Soeur Cristina, pioneira no método Montessori

Irmã trouxe para Curitiba o método de ensino para o colégio Sion

Martha Marques nasceu em 22 de março de 1931 em Carangola, interior de Minas Gerais, mas foi em Curitiba que deixou seu maior legado. Mais conhecida como irmã Maria Cristina, ou soeur (irmã em francês) Cristina, a terra de Nossa Senhora da Luz dos Pinhais acolheu a religiosa em 1956, quando assumiu a coordenação da educação primária no Colégio Sion.

Se hoje a instituição de ensino é conhecida por sua formação humana, muito se deve à liderança de soeur Cristina: em 114 anos de existência, mais de 50 foram sob sua responsabilidade e visão como diretora – cargo que assumiu mais adiante, já na década de 1960. O termo soeur tanto lhe pertencia, como uma espécie de nome próprio, que era a identificação do seu e-mail de contato do Sion – e ainda é a forma como se referem à irmã. No último domingo (14), a soeur morreu de causas naturais, no Sion – sua casa e trabalho por décadas.

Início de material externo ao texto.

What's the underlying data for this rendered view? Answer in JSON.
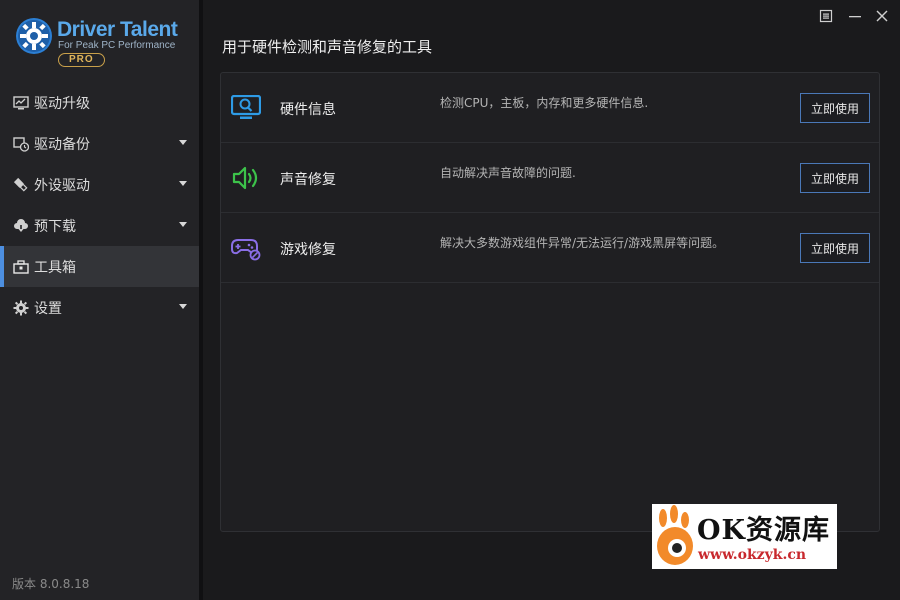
{
  "app": {
    "brand": "Driver Talent",
    "tagline": "For Peak PC Performance",
    "edition": "PRO"
  },
  "sidebar": {
    "items": [
      {
        "label": "驱动升级",
        "icon": "monitor-chart-icon",
        "has_submenu": false,
        "active": false
      },
      {
        "label": "驱动备份",
        "icon": "backup-clock-icon",
        "has_submenu": true,
        "active": false
      },
      {
        "label": "外设驱动",
        "icon": "usb-plug-icon",
        "has_submenu": true,
        "active": false
      },
      {
        "label": "预下载",
        "icon": "cloud-download-icon",
        "has_submenu": true,
        "active": false
      },
      {
        "label": "工具箱",
        "icon": "toolbox-icon",
        "has_submenu": false,
        "active": true
      },
      {
        "label": "设置",
        "icon": "gear-icon",
        "has_submenu": true,
        "active": false
      }
    ],
    "version": "版本 8.0.8.18"
  },
  "titlebar": {
    "buttons": [
      "menu-icon",
      "minimize-icon",
      "close-icon"
    ]
  },
  "main": {
    "title": "用于硬件检测和声音修复的工具",
    "tools": [
      {
        "name": "硬件信息",
        "description": "检测CPU，主板，内存和更多硬件信息.",
        "button": "立即使用",
        "icon": "monitor-search-icon",
        "color": "#2e9be6"
      },
      {
        "name": "声音修复",
        "description": "自动解决声音故障的问题.",
        "button": "立即使用",
        "icon": "speaker-icon",
        "color": "#3cc24a"
      },
      {
        "name": "游戏修复",
        "description": "解决大多数游戏组件异常/无法运行/游戏黑屏等问题。",
        "button": "立即使用",
        "icon": "gamepad-icon",
        "color": "#8a6ee6"
      }
    ]
  },
  "watermark": {
    "line1": "OK资源库",
    "line2": "www.okzyk.cn"
  },
  "colors": {
    "accent": "#4d8fe0",
    "sidebar_bg": "#232326",
    "main_bg": "#1a1a1c"
  }
}
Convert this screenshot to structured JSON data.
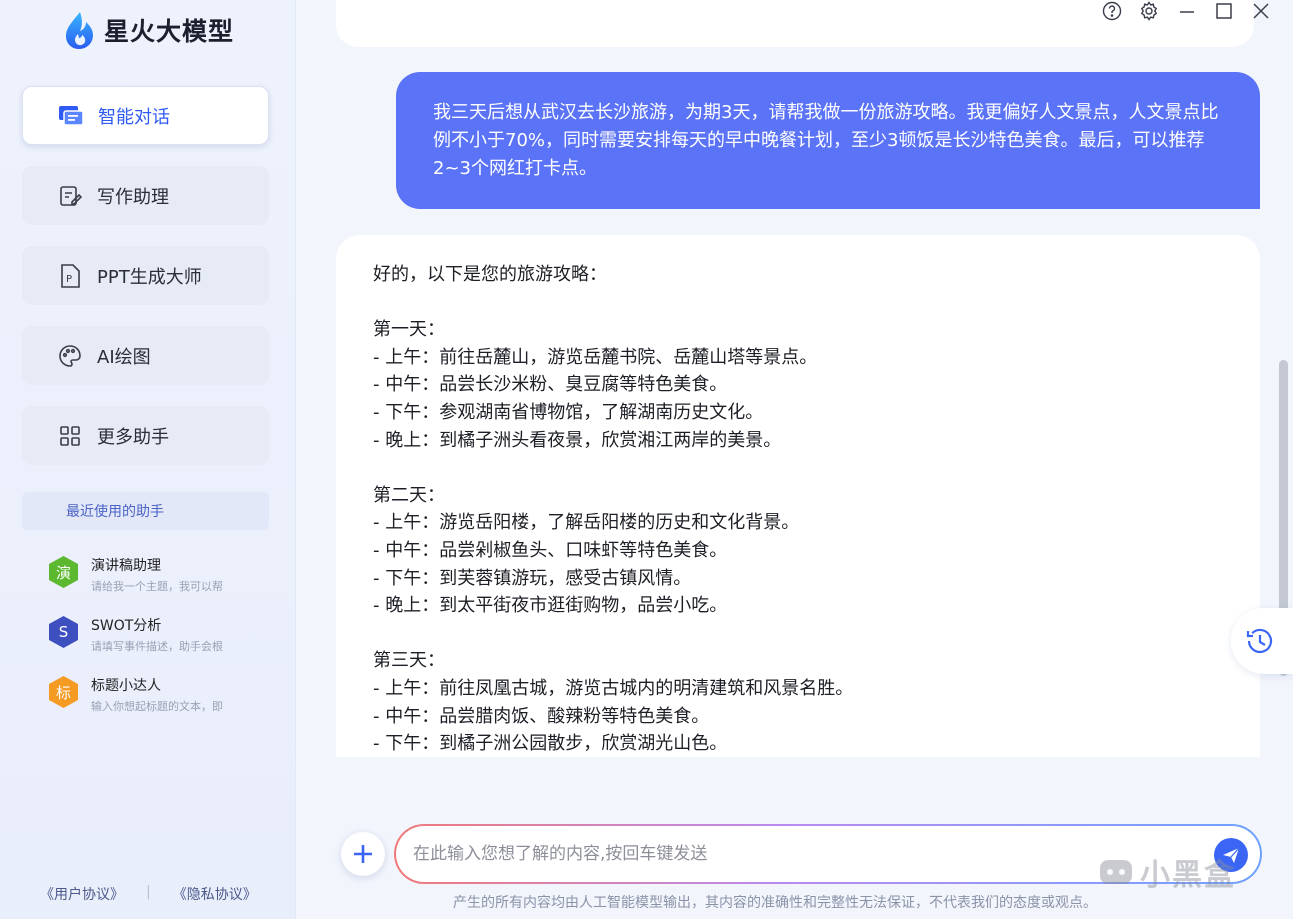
{
  "app": {
    "title": "星火大模型"
  },
  "sidebar": {
    "nav": [
      {
        "label": "智能对话",
        "icon": "chat-icon",
        "active": true
      },
      {
        "label": "写作助理",
        "icon": "edit-icon",
        "active": false
      },
      {
        "label": "PPT生成大师",
        "icon": "ppt-icon",
        "active": false
      },
      {
        "label": "AI绘图",
        "icon": "palette-icon",
        "active": false
      },
      {
        "label": "更多助手",
        "icon": "grid-icon",
        "active": false
      }
    ],
    "recent_header": "最近使用的助手",
    "recent": [
      {
        "badge": "演",
        "title": "演讲稿助理",
        "desc": "请给我一个主题，我可以帮",
        "color": "#5cb82e"
      },
      {
        "badge": "S",
        "title": "SWOT分析",
        "desc": "请填写事件描述，助手会根",
        "color": "#3e4fc0"
      },
      {
        "badge": "标",
        "title": "标题小达人",
        "desc": "输入你想起标题的文本，即",
        "color": "#f59a23"
      }
    ],
    "footer": {
      "user_agreement": "《用户协议》",
      "separator": "|",
      "privacy": "《隐私协议》"
    }
  },
  "chat": {
    "user_message": "我三天后想从武汉去长沙旅游，为期3天，请帮我做一份旅游攻略。我更偏好人文景点，人文景点比例不小于70%，同时需要安排每天的早中晚餐计划，至少3顿饭是长沙特色美食。最后，可以推荐2~3个网红打卡点。",
    "ai_lines": [
      "好的，以下是您的旅游攻略：",
      "",
      "第一天：",
      "- 上午：前往岳麓山，游览岳麓书院、岳麓山塔等景点。",
      "- 中午：品尝长沙米粉、臭豆腐等特色美食。",
      "- 下午：参观湖南省博物馆，了解湖南历史文化。",
      "- 晚上：到橘子洲头看夜景，欣赏湘江两岸的美景。",
      "",
      "第二天：",
      "- 上午：游览岳阳楼，了解岳阳楼的历史和文化背景。",
      "- 中午：品尝剁椒鱼头、口味虾等特色美食。",
      "- 下午：到芙蓉镇游玩，感受古镇风情。",
      "- 晚上：到太平街夜市逛街购物，品尝小吃。",
      "",
      "第三天：",
      "- 上午：前往凤凰古城，游览古城内的明清建筑和风景名胜。",
      "- 中午：品尝腊肉饭、酸辣粉等特色美食。",
      "- 下午：到橘子洲公园散步，欣赏湖光山色。"
    ]
  },
  "input": {
    "placeholder": "在此输入您想了解的内容,按回车键发送",
    "value": ""
  },
  "disclaimer": "产生的所有内容均由人工智能模型输出，其内容的准确性和完整性无法保证，不代表我们的态度或观点。",
  "watermark": {
    "brand": "小黑盒"
  },
  "colors": {
    "accent": "#2f5bf4",
    "user_bubble": "#5b73f6",
    "send": "#3b66f5"
  }
}
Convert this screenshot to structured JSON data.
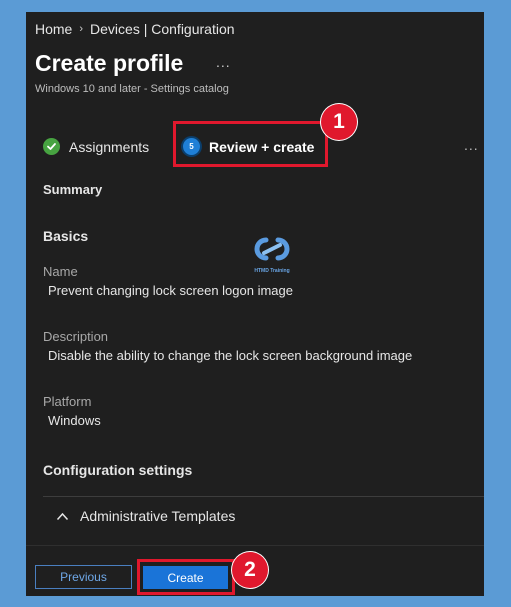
{
  "breadcrumb": {
    "home": "Home",
    "separator": "›",
    "devices": "Devices | Configuration"
  },
  "page": {
    "title": "Create profile",
    "more": "...",
    "subtitle": "Windows 10 and later - Settings catalog"
  },
  "wizard": {
    "assignments": {
      "label": "Assignments",
      "status": "completed",
      "icon": "checkmark-icon"
    },
    "review": {
      "label": "Review + create",
      "number": "5",
      "status": "current"
    },
    "overflow": "..."
  },
  "summary": {
    "heading": "Summary",
    "basics_heading": "Basics",
    "fields": [
      {
        "label": "Name",
        "value": "Prevent changing lock screen logon image"
      },
      {
        "label": "Description",
        "value": "Disable the ability to change the lock screen background image"
      },
      {
        "label": "Platform",
        "value": "Windows"
      }
    ],
    "config_heading": "Configuration settings",
    "accordion_label": "Administrative Templates",
    "accordion_icon": "chevron-up-icon"
  },
  "footer": {
    "previous_label": "Previous",
    "create_label": "Create"
  },
  "callouts": [
    {
      "number": "1"
    },
    {
      "number": "2"
    }
  ],
  "watermark": {
    "text": "HTMD Training"
  },
  "colors": {
    "panel": "#1f1f1f",
    "background": "#5b9bd5",
    "accent": "#1a74d8",
    "callout": "#e0182d",
    "success": "#47a341"
  }
}
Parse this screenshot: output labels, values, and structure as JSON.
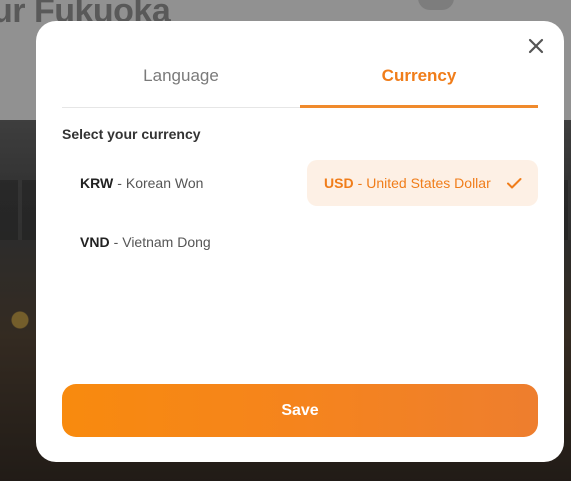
{
  "background": {
    "title": "ur Fukuoka"
  },
  "modal": {
    "tabs": [
      {
        "label": "Language",
        "active": false
      },
      {
        "label": "Currency",
        "active": true
      }
    ],
    "section_label": "Select your currency",
    "currencies": [
      {
        "code": "KRW",
        "separator": "-",
        "name": "Korean Won",
        "selected": false
      },
      {
        "code": "USD",
        "separator": "-",
        "name": "United States Dollar",
        "selected": true
      },
      {
        "code": "VND",
        "separator": "-",
        "name": "Vietnam Dong",
        "selected": false
      }
    ],
    "save_label": "Save",
    "icons": {
      "close": "close-icon",
      "selected": "check-icon"
    }
  },
  "colors": {
    "accent": "#f07d1a",
    "selected_bg": "#fdf0e5",
    "button_start": "#f88a0e",
    "button_end": "#ee7e2e"
  }
}
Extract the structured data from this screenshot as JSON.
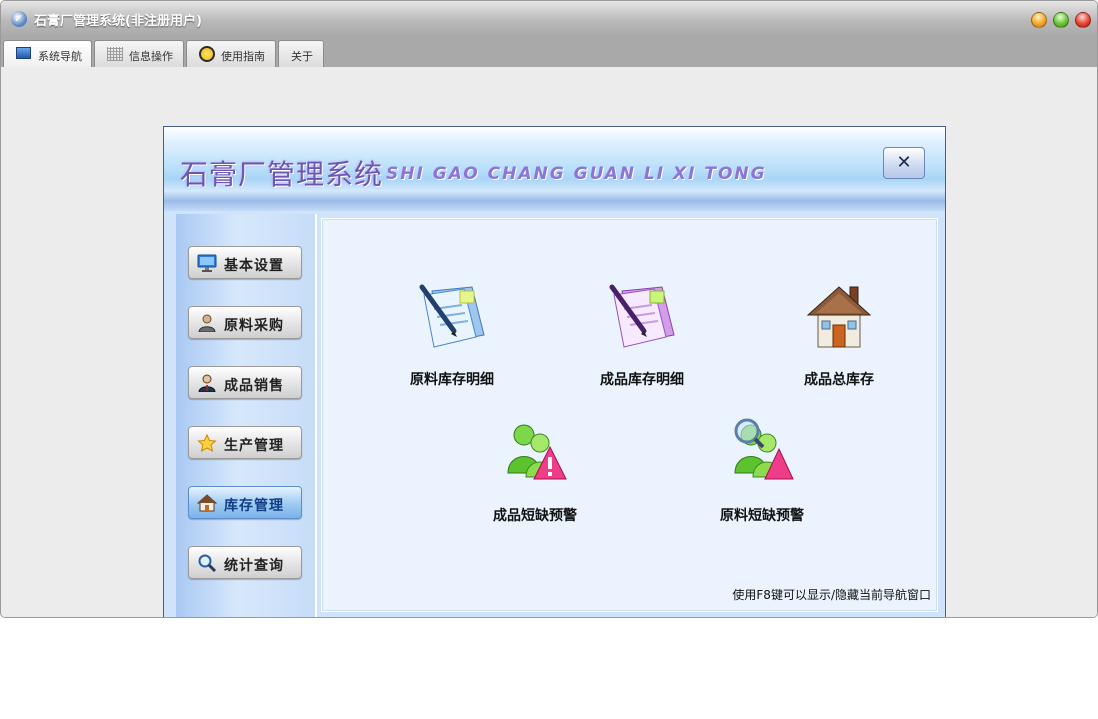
{
  "window": {
    "title": "石膏厂管理系统(非注册用户)"
  },
  "tabs": [
    {
      "label": "系统导航",
      "icon": "monitor-icon"
    },
    {
      "label": "信息操作",
      "icon": "grid-icon"
    },
    {
      "label": "使用指南",
      "icon": "compass-icon"
    },
    {
      "label": "关于",
      "icon": ""
    }
  ],
  "banner": {
    "title_cn": "石膏厂管理系统",
    "title_en": "SHI GAO CHANG GUAN LI XI TONG",
    "close_label": "✕"
  },
  "sidebar": {
    "items": [
      {
        "label": "基本设置",
        "icon": "monitor-icon"
      },
      {
        "label": "原料采购",
        "icon": "user-icon"
      },
      {
        "label": "成品销售",
        "icon": "business-user-icon"
      },
      {
        "label": "生产管理",
        "icon": "star-icon"
      },
      {
        "label": "库存管理",
        "icon": "house-icon"
      },
      {
        "label": "统计查询",
        "icon": "magnifier-icon"
      }
    ]
  },
  "main": {
    "tiles": [
      {
        "label": "原料库存明细",
        "icon": "blue-document-icon"
      },
      {
        "label": "成品库存明细",
        "icon": "purple-document-icon"
      },
      {
        "label": "成品总库存",
        "icon": "house-icon"
      },
      {
        "label": "成品短缺预警",
        "icon": "users-alert-icon"
      },
      {
        "label": "原料短缺预警",
        "icon": "users-search-icon"
      }
    ],
    "hint": "使用F8键可以显示/隐藏当前导航窗口"
  },
  "colors": {
    "title_purple": "#6c55b3",
    "sidebar_blue": "#a9c9f3",
    "active_button": "#9fcaf3"
  }
}
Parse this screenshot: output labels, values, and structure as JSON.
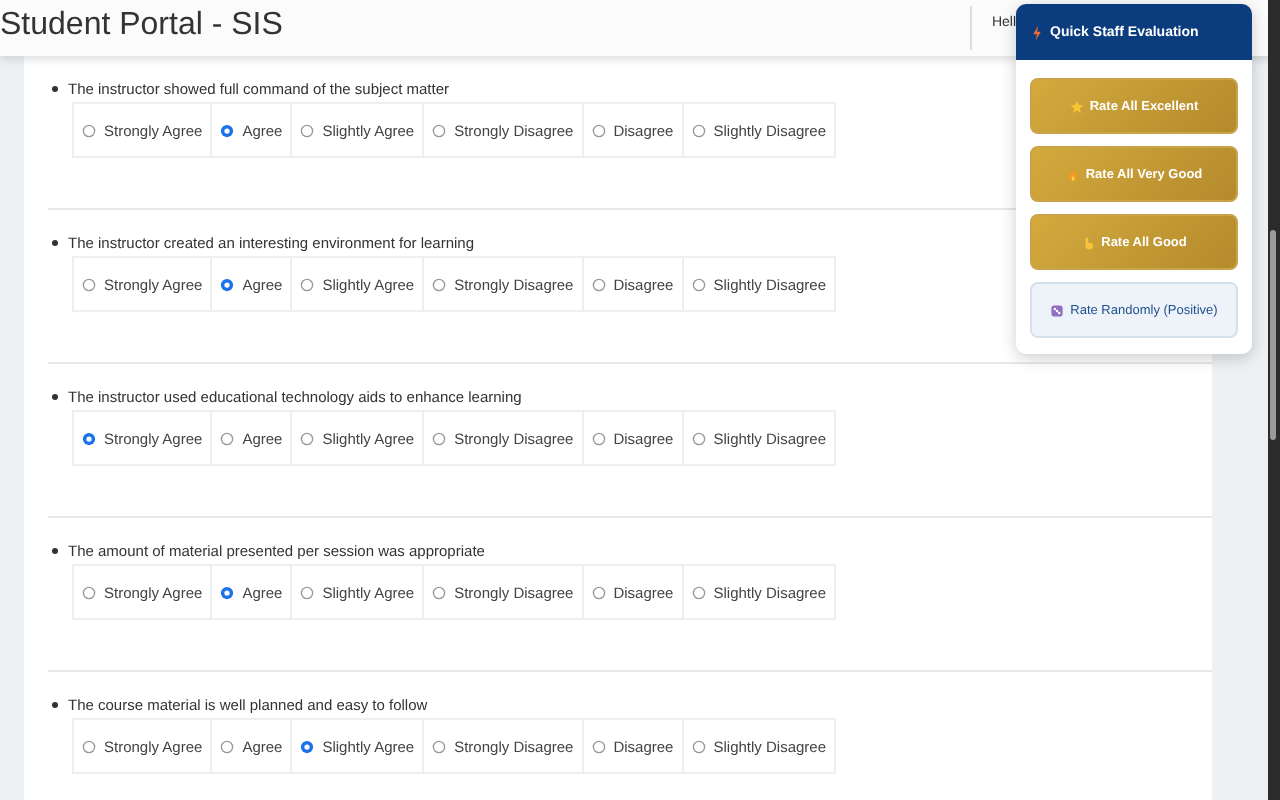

O que se diz é que a vocação religiosa veio cedo, logo após a finalização de seus estudos colegiais, na década de 1950. Os primeiros votos como freira foram feitos na França, em Grand-bourg. A história com a congregação francesa, Nossa Senhora de Sion, começa anos antes, em 1942, quando – aos 11 anos – ingressa no Sion de Petrópolis, no Rio de Janeiro, em regime de internato, e onde permanece até os seus 20 anos.

No mesmo período em que assumiu a direção da escola, a irmã concluiu sua formação superior. Ela cursou História e Geografia na Faculdade Católica do Paraná, e depois fez a pós-graduação de orientador educacional na Universidade Federal do Paraná.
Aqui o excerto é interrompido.